Jokes over Substance?
Thematisch ist „Die Känguru-Verschwörung“ damit hoch aktuell. Und vermutlich dürften viele die eine oder andere Person aus dem Freundes-, Bekannten- oder Verwandtenkreis kennen, welche spätestens seit Beginn der Corona-Pandemie zu viel Zeit auf dubiosen Internetseiten verbracht und sich immer tiefer in den sogenannten „Kaninchenbau“ hineingescrollt hat.
Allerdings ist die filmische Umsetzung zu großen Teilen etwas platt geraten. Das macht sich vor allen Dingen bei den klischeehaft gezeichneten Nebenfiguren bemerkbar. Die meisten Figuren, die sich als Verschwörungsgläubige entpuppen, sind völlig fanatisch und überzeichnet. Einzig Diesel-Liesel, gespielt von Petra Kleinert, und Adam Krieger, Kopf der Verschwörungsbewegung und gespielt von Benno Fürmann, stechen da ein wenig hervor. Eine ernsthafte Antwort auf die Frage, wie eine Person, die an Verschwörungen glaubt, vom Gegenteil überzeugt werden kann sowie eine sonderlich tiefgreifende Auseinandersetzung mit dieser Problematik, sollte jedoch nicht erwartet werden.

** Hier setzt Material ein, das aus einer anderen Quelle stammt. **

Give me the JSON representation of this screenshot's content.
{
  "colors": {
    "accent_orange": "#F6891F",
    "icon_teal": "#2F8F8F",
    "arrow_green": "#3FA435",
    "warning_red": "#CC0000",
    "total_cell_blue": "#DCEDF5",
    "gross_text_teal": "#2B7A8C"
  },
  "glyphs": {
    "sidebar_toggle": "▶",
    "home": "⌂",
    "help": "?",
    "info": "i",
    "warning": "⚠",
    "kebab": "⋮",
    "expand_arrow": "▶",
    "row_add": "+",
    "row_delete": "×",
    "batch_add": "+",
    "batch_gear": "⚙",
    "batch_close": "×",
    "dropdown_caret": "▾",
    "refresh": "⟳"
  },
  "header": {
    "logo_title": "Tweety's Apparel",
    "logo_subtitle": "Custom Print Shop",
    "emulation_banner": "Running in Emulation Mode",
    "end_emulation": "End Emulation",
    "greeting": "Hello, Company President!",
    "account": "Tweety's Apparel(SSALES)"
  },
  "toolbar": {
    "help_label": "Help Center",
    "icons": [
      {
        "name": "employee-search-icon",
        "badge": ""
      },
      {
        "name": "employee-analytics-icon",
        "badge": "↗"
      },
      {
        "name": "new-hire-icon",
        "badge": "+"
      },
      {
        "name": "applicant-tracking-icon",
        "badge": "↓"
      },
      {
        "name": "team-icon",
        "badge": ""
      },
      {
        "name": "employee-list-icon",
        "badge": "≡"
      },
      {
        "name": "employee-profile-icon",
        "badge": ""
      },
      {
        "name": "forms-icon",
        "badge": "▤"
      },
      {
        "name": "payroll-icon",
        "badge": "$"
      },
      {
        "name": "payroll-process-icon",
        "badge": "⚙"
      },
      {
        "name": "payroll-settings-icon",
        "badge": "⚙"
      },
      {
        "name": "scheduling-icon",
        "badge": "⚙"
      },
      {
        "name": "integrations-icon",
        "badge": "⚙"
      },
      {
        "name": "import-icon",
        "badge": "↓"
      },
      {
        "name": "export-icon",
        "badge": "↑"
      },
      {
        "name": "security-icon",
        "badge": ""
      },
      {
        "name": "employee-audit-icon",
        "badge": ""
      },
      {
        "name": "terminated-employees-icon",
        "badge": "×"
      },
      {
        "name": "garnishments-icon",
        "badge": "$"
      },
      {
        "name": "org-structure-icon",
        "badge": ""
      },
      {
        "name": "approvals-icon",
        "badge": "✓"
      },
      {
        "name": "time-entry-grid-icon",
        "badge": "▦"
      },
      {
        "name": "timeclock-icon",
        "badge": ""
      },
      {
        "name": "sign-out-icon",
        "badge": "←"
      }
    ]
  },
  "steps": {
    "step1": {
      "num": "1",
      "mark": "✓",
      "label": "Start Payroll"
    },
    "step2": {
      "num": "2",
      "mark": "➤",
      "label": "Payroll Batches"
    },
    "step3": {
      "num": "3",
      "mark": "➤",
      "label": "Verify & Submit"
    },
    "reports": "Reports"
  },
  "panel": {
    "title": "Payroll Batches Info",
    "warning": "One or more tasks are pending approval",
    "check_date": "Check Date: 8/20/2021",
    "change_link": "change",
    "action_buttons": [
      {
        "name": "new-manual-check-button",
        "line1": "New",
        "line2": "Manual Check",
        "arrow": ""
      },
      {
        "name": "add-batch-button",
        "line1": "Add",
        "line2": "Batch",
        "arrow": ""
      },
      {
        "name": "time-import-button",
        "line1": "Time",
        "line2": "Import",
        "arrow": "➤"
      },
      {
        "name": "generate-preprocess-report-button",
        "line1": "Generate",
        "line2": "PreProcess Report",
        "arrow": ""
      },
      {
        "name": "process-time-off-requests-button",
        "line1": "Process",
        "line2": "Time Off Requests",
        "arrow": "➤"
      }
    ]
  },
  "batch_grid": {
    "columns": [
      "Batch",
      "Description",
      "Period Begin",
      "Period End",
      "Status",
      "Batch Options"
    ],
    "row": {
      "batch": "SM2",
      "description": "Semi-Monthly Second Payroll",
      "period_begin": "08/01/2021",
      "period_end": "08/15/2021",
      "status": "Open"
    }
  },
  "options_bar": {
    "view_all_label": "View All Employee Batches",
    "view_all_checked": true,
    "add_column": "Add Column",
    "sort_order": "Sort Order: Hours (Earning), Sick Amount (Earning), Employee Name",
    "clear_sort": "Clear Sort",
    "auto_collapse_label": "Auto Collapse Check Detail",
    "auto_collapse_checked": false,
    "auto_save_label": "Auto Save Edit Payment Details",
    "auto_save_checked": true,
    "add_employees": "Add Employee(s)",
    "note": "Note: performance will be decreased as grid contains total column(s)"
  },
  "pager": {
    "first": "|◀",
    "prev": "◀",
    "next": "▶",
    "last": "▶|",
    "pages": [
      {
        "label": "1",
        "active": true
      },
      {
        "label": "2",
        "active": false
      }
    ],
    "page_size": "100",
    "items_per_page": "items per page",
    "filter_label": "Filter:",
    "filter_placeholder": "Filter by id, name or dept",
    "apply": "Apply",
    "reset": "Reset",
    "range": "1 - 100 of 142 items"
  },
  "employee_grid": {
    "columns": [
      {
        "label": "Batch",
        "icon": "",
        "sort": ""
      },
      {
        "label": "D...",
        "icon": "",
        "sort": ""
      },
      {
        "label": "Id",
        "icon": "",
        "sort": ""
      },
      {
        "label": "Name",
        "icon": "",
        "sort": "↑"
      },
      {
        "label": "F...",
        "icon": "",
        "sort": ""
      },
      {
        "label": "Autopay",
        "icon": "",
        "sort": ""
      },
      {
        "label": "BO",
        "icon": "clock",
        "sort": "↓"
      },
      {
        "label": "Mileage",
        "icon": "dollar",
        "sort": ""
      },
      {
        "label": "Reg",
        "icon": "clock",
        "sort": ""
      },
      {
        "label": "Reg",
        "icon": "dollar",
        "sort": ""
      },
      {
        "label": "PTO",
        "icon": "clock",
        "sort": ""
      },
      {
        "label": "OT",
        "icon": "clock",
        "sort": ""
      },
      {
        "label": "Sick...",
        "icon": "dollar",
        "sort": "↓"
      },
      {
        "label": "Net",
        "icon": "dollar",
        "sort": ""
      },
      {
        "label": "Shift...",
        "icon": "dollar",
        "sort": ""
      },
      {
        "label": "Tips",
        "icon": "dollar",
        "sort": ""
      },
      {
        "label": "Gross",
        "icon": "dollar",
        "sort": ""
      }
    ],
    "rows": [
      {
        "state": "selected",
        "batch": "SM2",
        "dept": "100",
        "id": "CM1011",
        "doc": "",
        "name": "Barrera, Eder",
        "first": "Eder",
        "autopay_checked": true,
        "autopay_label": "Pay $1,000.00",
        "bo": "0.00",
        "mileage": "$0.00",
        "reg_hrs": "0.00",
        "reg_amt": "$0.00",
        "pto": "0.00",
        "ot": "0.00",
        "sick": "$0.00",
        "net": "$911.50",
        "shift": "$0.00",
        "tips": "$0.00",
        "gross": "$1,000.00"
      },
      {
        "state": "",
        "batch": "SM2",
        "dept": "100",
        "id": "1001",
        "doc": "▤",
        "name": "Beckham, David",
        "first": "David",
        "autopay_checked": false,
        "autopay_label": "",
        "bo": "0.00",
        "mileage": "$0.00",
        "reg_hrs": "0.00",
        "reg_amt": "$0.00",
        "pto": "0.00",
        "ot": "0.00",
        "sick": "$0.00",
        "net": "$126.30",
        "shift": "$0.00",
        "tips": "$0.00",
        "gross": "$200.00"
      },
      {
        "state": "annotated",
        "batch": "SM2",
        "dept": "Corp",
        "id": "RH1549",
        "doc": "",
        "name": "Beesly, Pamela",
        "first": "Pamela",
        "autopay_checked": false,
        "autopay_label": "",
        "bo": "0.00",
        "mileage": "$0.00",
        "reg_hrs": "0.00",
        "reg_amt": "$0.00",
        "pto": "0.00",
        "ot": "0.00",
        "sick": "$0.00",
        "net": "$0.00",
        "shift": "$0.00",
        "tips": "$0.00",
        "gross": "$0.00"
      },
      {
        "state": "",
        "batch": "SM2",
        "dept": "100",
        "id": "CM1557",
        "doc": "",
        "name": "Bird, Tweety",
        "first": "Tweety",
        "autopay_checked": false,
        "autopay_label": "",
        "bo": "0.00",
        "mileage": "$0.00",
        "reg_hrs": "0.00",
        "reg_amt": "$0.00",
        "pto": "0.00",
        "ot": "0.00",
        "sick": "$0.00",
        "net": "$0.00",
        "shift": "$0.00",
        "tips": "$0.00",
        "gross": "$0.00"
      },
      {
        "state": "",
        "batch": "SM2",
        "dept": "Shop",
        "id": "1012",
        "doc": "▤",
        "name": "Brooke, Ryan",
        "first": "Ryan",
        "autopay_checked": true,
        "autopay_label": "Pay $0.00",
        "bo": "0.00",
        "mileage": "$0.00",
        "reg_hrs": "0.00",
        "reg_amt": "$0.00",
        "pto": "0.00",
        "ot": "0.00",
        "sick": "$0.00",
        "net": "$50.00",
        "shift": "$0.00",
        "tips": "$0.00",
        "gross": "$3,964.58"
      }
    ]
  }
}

Stattdessen ist „Die Känguru-Verschwörung“ eine genussvolle Verballhornung diverser Verschwörungsideologien. Hier punktet der Film mit reichlich Wortwitz und Slapstick, einem guten Timing für Comedy sowie einer überbordenden Kreativität in der filmischen Umsetzung. Im Vergleich zum ersten Teil sind die Dialoge bissiger geschrieben und der Humor ist generell anarchischer. Dadurch ist der zweite Teil tonal etwas näher an der Buchvorlage, obwohl sich im Gegensatz dazu der Plot weiter davon entfernt hat.
Prädikat „WITZIG“
Aber auch an anderer Stelle besinnt sich der Film auf seine Vorlage zurück. Wirkte Dimitrij Schaads Version des Marc-Uwe Kling im ersten Teil noch zu nett und treudoof, erscheint sie nun um einiges schlagfertiger und sarkastischer, wodurch sie mehr der gelesenen Interpretation aus den Hörbüchern gleicht. Zudem ist die Erzählstruktur des Films mehr an dem episodenhaften Charakter der Bücher orientiert. Letzteres geht zwar auf Kosten der Dramaturgie, trotzdem erweist sich das Ganze als unglaublich kurzweilige Angelegenheit.
Im Großen und Ganzen ist „Die Känguru-Verschwörung“ eine gelungene Fortsetzung, die ihren Vorgänger sogar in einigen Punkten übertrifft. Darüber hinaus beweist der Film, trotz des fehlenden Tiefgangs, einiger Plattitüden und plumper Kalauer, dass sich deutsche Komödien auch mit gesellschaftlich relevanten Themen auseinandersetzen können. Wer zwar schon mit dem ersten Teil nicht warm wurde, dürfte vermutlich auch hiermit nicht glücklich werden. Alle anderen, insbesondere Fans des Kängurus, können getrost “eventuell, möglicherweise, vielleicht, unter Umständen” einen Blick riskieren.
Deutschland 2022 · 1 h 36 min · FSK 6
Regie: Marc-Uwe Kling
Drehbuch: Marc-Uwe Kling und Jan Cronauer
Darsteller*innen: Das Känguru, Dimitrij Schaad, Rosalie Thomass, Petra Kleinert, Michael Ostrowski, Benno Fürmann u.a.